Après quelques mois, Juanito y mit le feu. Ils se disputèrent
et, dans leur folie, s'étripèrent. Toni, à bout,
cassa une bouteille et la planta dans la gorge de Juanito. Manque de bol,
Angie était là (elle devait alors avoir quinze ans) et c'est
elle qui se chargea d'éponger le sang. Toni perdu appela un pote
et ils allèrent jeter le corps de Juanito du haut de la falaise
de Cala Embaster. Le lendemain à l'aube, la police frappait à
la porte de Toni. Toni fut donc emprisonné à Ibiza, puis
libéré comme toujours grâce à l'influence de
son oncle Paya, le propriétaire des bus de l'île. Ayant bien
connu Juanito, je ne peux admettre le meurtre mais je peux le comprendre
et même l'absoudre. Juanito était ingérable. Toni
eut une perm' de la prison alors que je me trouvais par hasard sur l'île.
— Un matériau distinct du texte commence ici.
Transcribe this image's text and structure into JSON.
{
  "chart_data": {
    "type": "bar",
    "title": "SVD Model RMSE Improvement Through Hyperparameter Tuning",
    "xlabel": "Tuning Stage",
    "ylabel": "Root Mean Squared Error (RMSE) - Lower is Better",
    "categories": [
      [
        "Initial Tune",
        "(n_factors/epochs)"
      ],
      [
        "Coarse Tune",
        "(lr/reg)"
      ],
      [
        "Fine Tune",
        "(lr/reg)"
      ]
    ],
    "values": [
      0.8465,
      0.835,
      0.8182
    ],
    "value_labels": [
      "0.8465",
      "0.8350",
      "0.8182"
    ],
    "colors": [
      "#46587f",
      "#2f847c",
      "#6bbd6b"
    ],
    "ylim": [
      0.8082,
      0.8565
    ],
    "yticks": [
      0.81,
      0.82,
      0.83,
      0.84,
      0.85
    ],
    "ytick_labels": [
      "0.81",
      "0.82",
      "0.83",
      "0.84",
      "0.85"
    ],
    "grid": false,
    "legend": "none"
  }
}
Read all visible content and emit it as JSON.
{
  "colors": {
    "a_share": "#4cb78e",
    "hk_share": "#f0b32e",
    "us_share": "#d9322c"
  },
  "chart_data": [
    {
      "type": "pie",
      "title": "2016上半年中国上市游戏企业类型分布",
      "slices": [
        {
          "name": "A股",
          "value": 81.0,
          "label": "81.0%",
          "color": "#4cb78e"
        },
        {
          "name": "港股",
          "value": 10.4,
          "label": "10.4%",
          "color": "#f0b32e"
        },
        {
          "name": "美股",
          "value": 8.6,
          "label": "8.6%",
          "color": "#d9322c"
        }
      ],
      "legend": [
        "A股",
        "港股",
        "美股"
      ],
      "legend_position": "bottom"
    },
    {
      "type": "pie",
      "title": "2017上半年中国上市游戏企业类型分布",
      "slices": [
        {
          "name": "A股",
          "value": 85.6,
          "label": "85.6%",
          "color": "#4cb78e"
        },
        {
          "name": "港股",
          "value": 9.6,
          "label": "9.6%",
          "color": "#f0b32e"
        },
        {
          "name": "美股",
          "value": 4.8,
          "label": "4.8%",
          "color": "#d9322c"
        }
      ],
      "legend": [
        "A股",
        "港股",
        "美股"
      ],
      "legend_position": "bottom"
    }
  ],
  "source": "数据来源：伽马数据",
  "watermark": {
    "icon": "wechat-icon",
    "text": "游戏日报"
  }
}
Il me vit et me sauta au cou, me mordit même le lobe de l'oreille.
J'en fus réjoui, surpris et tout de même un peu inquiet,
c'était lors de la grande panique du Sida.
Ce fut notre toute dernière rencontre, je ne le revis ensuite plus
jamais.
Il décéda peu après de fort multiples causes, mais toutes d'excès. Toni vécut d'excès, il en mourut aussi. Il est enterré au cimetière de Sant Francesc Javier. Que Toni, mon ami, y repose sereinement jusqu'à plus soif.